Forse il nostro orecchio è un po’ troppo abituato a udire questo qualificativo, «nuovo», che Gesù applica al suo comandamento. Che sia forse per questo che lo riponiamo così facilmente tra le cose sapute? Non ci sfiora il dubbio che esso non sia – come in realtà non lo è – come la notizia del giornale che, appena pubblicata, è già diventata vecchia? E che non sia neppure un buon consiglio tra i tanti, una ricetta del buon vivere? Non ci viene da pensare che, se era nuovo per i suoi discepoli, nuovo lo rimane anche per noi – visto che la Parola di Dio è sempre attuale – altrimenti sarebbe ridotto alla stregua di un vecchio consiglio polveroso racchiuso nel baule del passato?...

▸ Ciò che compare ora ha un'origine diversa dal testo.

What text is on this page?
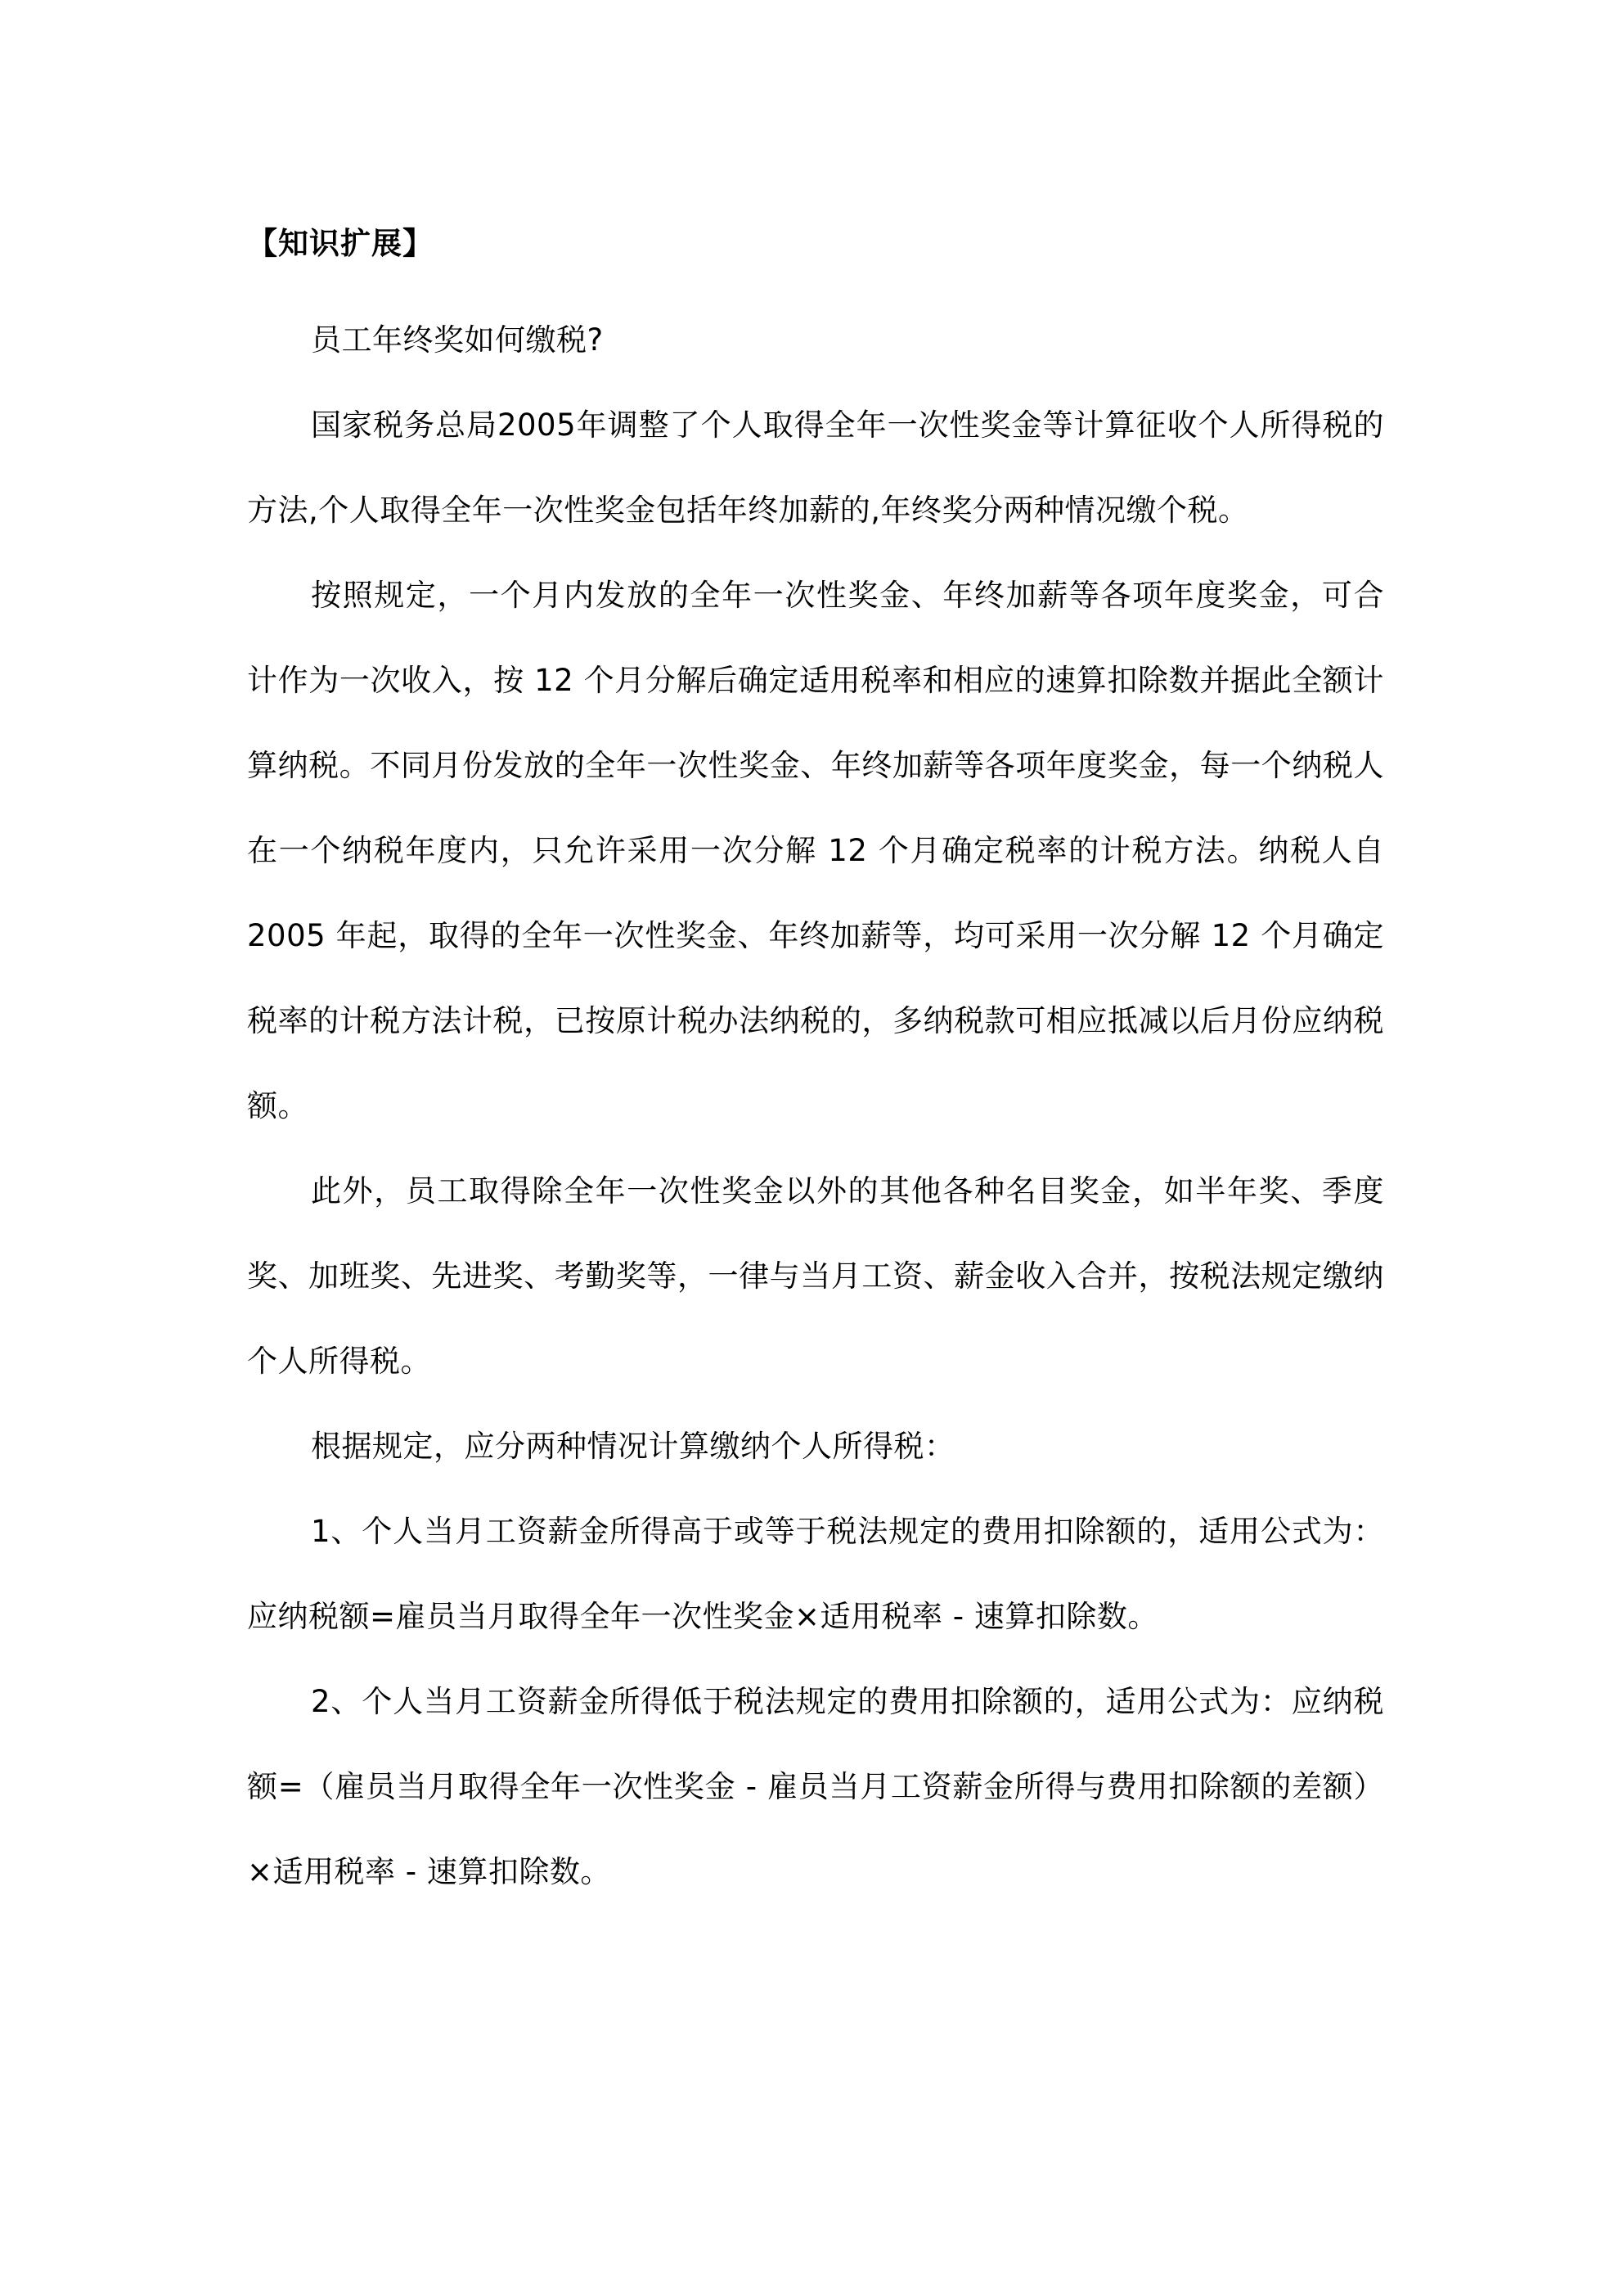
【知识扩展】

员工年终奖如何缴税?

国家税务总局2005年调整了个人取得全年一次性奖金等计算征收个人所得税的方法,个人取得全年一次性奖金包括年终加薪的,年终奖分两种情况缴个税。

按照规定，一个月内发放的全年一次性奖金、年终加薪等各项年度奖金，可合计作为一次收入，按 12 个月分解后确定适用税率和相应的速算扣除数并据此全额计算纳税。不同月份发放的全年一次性奖金、年终加薪等各项年度奖金，每一个纳税人在一个纳税年度内，只允许采用一次分解 12 个月确定税率的计税方法。纳税人自 2005 年起，取得的全年一次性奖金、年终加薪等，均可采用一次分解 12 个月确定税率的计税方法计税，已按原计税办法纳税的，多纳税款可相应抵减以后月份应纳税额。

此外，员工取得除全年一次性奖金以外的其他各种名目奖金，如半年奖、季度奖、加班奖、先进奖、考勤奖等，一律与当月工资、薪金收入合并，按税法规定缴纳个人所得税。

根据规定，应分两种情况计算缴纳个人所得税：

1、个人当月工资薪金所得高于或等于税法规定的费用扣除额的，适用公式为：应纳税额=雇员当月取得全年一次性奖金×适用税率 - 速算扣除数。

2、个人当月工资薪金所得低于税法规定的费用扣除额的，适用公式为：应纳税额=（雇员当月取得全年一次性奖金 - 雇员当月工资薪金所得与费用扣除额的差额）×适用税率 - 速算扣除数。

Gesù dice: «Come io ho amato voi, così amatevi anche voi gli uni gli altri». Qui sta la vera novità: lui ci ha amato per primo. Amandoci infinitamente, egli riversa in noi la capacità di amare a nostra volta. Solo a questo punto egli mette la clausola: «come io vi ho amato»: noi guardiamo a lui e attingiamo dalla sorgente perenne del suo amore per amarci tra di noi.

E dunque:

Non dice: «come quanto io vi ho amato», poiché è impossibile per noi raggiungere la sua misura. Se ne fossimo capaci, non ci sarebbe stato bisogno che egli donasse la sua vita per noi. Mai nessuno ha amato o amerà come lui, il Figlio di Dio entrato nella nostra fragile umanità e nel nostro peccato, sceso negli inferi della nostra morte per mettersi nel più profondo abisso nel quale noi potremmo mai cacciarci. Ha fatto ciò perché potessimo avere in lui qualcuno sul quale poggiare per poter risorgere.

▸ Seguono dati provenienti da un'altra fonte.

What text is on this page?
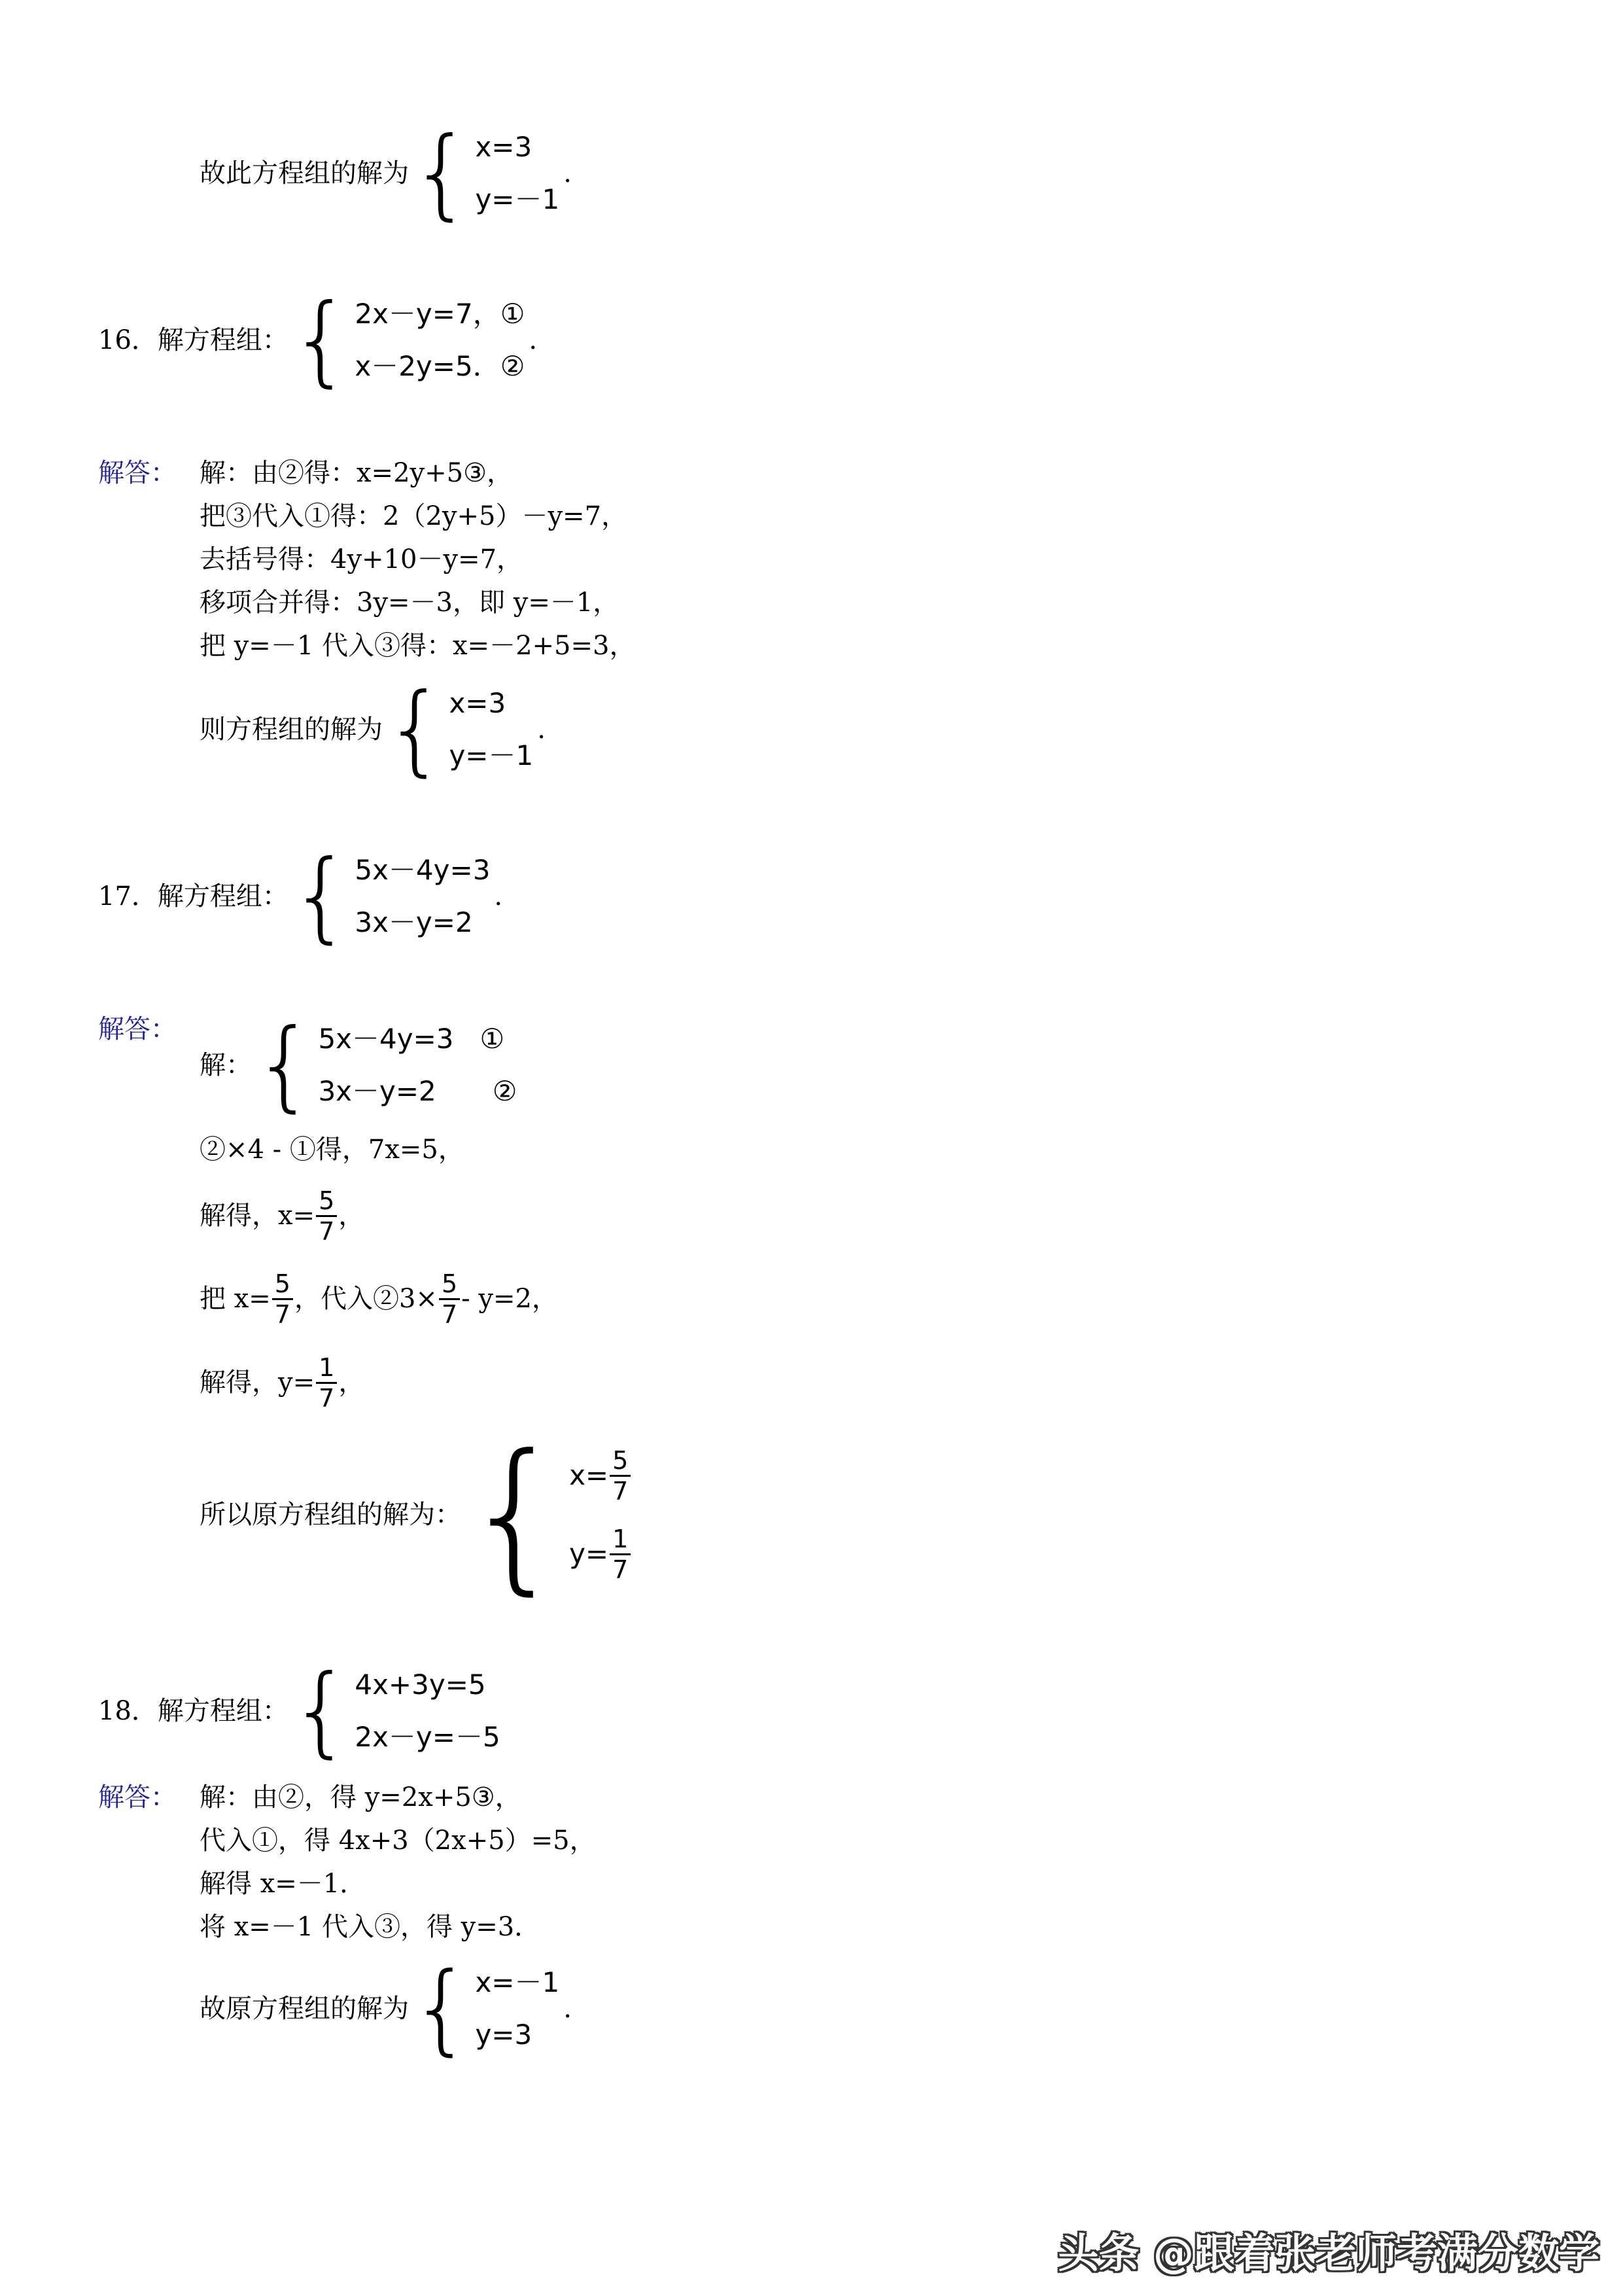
故此方程组的解为 { x=3
y=－1
.
16．解方程组： { 2x－y=7，①
x－2y=5．②
.
解答： 解：由②得：x=2y+5③，
把③代入①得：2（2y+5）－y=7，
去括号得：4y+10－y=7，
移项合并得：3y=－3，即 y=－1，
把 y=－1 代入③得：x=－2+5=3，
则方程组的解为 { x=3
y=－1
.
17．解方程组： { 5x－4y=3
3x－y=2
.
解答：
解： { 5x－4y=3 ①
3x－y=2 ②
②×4 - ①得，7x=5，
解得，$x= \frac{5}{7}$ ，
把 $x= \frac{5}{7}$ ，代入②3× $\frac{5}{7} - y=2$，
解得，$y= \frac{1}{7}$ ，
所以原方程组的解为： { $x= \frac{5}{7}$
$y= \frac{1}{7}$
18．解方程组： { 4x+3y=5
2x－y=－5
解答： 解：由②，得 y=2x+5③，
代入①，得 4x+3（2x+5）=5，
解得 x=－1．
将 x=－1 代入③，得 y=3．
故原方程组的解为 { x=－1
y=3
.
头条 @跟着张老师考满分数学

Amare come Gesù, cioè secondo la modalità sua propria, che è quella dello Spirito – quello Spirito che egli ha inviato a noi, perché potessimo divenire come lui, a sua immagine e somiglianza. Allora, «come Gesù» significa: essere disposti al dono di sé, senza alcun tornaconto; disposti a dare anche la propria vita, se necessario; amare con un grande senso di compassione e di misericordia, secondo la giustizia di Dio che perdona guardando al nostro bisogno, non ai nostri meriti (per fortuna nostra!); amare con lo stile di Gesù, fatto di attenzione alla persona, di tenerezza, di pazienza, di profondo rispetto per la sua dignità.

Un amore pieno di speranza. Chi ama come Gesù, vede Dio nel prossimo, perciò non giudica, fa affidamento sul bene presente in lui; sa attendere fiducioso, incoraggia e accompagna ogni passo, per piccolo che esso sia...

Senza la speranza, infatti, l’amore rimarrebbe chiuso in noi come un vago sentimento, come un’emozione che presto passa, come un ripiegamento del nostro io su se stesso. Senza la speranza, la carità sarebbe semplicemente una filantropia, un’elemosina, un mezzo per soddisfare la sete di autoaffermazione, per scaricare i sensi di colpa di fronte alla miseria e all’emarginazione. Senza la speranza, rimarremmo schiavi di noi stessi e del nostro egoismo, e la nostra volontà diventerebbe fiacca e pigra, incapace di scegliere il bene che pur vogliamo e di attivare le nostre energie per raggiungerlo.

Con la capacità di amare, Dio ha posto in noi il bene più prezioso che mai potesse donarci, riflesso della sua stessa natura divina. Ora, san Paolo dice che niente potrà mai separarci dall’amore di Dio (cf. Rm 8,38-39). Da una cosa soltanto noi siamo inseparabili: dall’amore. Non per nostra abilità, non per nostro merito, ma soltanto per la forza di quel Dio che è soltanto amore e ci ha fatti come lui.

Gesù, col suo comandamento nuovo, ci riporta a questa fonte originaria del nostro essere.